The team also took time at the beginning to evaluate and adjust as needed.

For example, the time frame for the first home call after dismissal was changed from the initial plan of 48 to 72 hours to within 24 hours. 

The team found some patients needed immediate assistance, whether it was confusion over the use of an inhaler or a home health agency not arriving as planned. It was better to offer assistance early to all than risk having a patient not call and end up in the emergency room.

Expansion Ahead

Maine Veterans’ Homes plans to expand the program, now targeted at COPD patients at its Scarborough, Bangor, and Augusta locations and at pneumonia-specific patients in all six of its Maine locations. And, with the groundwork already laid for how to develop such a program, the team can replicate the development process to create additional niche programs, such as one for cardiac patients transitioning from the hospital to post-acute care to home. 

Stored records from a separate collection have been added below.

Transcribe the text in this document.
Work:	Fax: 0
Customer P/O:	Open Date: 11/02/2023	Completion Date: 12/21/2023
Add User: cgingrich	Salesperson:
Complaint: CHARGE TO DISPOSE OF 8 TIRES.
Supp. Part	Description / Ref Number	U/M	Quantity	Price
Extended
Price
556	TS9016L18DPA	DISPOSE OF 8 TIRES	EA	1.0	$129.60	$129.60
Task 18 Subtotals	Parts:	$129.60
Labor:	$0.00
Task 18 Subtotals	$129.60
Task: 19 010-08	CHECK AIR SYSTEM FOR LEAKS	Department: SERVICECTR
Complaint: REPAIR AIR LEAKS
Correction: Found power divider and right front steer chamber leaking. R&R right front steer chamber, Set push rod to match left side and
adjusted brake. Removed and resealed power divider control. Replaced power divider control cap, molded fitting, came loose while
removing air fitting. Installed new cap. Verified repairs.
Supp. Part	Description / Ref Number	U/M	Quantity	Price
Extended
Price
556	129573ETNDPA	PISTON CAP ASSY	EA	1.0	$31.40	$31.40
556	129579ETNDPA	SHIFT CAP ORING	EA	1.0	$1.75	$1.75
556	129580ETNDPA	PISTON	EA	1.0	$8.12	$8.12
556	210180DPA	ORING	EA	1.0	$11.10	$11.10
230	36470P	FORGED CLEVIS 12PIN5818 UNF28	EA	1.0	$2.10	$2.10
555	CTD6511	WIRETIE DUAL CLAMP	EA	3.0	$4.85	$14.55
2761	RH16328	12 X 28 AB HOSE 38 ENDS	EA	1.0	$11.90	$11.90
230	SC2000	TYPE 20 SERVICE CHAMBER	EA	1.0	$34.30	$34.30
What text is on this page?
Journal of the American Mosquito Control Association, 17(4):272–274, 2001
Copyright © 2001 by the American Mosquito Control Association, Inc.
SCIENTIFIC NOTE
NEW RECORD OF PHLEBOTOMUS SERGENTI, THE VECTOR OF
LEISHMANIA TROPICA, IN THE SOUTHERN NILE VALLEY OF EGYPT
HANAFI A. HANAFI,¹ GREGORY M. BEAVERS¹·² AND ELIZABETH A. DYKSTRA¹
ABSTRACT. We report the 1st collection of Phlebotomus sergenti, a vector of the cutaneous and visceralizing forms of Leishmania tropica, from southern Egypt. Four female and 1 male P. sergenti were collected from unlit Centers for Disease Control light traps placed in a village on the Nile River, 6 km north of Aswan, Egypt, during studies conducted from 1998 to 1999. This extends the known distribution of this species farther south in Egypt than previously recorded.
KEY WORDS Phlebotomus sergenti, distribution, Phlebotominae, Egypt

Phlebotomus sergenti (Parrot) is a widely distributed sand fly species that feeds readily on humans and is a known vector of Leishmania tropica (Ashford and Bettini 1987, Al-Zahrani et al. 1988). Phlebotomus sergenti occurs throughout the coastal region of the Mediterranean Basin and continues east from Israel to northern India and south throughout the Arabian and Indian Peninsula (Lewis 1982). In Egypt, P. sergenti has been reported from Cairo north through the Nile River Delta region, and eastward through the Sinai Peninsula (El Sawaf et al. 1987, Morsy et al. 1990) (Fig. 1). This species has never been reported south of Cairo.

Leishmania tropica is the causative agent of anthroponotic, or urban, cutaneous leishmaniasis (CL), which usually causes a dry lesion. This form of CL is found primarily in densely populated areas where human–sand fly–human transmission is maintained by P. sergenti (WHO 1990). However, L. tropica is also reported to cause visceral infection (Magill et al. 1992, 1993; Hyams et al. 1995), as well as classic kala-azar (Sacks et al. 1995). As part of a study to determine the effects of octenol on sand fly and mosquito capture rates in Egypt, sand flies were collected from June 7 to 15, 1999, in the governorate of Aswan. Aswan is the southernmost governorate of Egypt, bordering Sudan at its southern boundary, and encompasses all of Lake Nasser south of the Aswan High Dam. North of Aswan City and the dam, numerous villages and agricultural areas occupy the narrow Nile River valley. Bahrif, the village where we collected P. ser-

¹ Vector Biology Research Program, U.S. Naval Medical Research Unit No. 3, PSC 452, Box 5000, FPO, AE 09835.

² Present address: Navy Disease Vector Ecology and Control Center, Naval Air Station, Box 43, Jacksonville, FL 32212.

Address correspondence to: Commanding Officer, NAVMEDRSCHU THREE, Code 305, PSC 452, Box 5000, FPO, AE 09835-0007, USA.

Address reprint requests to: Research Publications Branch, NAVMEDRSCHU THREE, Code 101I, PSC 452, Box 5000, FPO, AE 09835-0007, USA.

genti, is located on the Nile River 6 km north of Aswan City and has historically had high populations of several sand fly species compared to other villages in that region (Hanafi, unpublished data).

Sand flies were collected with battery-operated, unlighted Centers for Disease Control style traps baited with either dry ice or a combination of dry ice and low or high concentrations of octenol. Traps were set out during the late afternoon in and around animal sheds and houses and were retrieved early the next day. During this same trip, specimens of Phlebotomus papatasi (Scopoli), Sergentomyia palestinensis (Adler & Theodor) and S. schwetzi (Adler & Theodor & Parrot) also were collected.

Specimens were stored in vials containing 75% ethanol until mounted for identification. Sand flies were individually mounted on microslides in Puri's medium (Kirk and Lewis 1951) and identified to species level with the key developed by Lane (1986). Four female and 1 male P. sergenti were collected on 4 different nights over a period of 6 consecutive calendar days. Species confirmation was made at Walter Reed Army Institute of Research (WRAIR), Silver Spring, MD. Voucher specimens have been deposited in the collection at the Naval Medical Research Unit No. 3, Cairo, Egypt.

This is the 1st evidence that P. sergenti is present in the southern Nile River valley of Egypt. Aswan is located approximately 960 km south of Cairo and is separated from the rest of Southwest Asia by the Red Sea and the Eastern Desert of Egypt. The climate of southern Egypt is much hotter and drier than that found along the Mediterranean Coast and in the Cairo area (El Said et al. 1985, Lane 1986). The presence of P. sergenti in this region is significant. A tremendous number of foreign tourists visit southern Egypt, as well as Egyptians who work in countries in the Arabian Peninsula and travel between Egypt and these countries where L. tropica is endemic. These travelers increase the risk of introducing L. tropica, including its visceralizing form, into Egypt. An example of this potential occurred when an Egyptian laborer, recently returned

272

Maureen Carland, MA, RN-BSN, NHA, is administrator of Maine Veterans’ Home – Scarborough, Maine. She can be reached at (207) 883-7184. The extensive efforts in developing the program led to Maine Veterans’ Home – Scarborough receiving the American Health Care Association/National Center for Assisted Living 2016 Gold – Excellence in Quality Award for meeting the standards of the Baldrige Criteria in the areas of leadership, strategic planning, customer and workforce focus, and operations and knowledge management.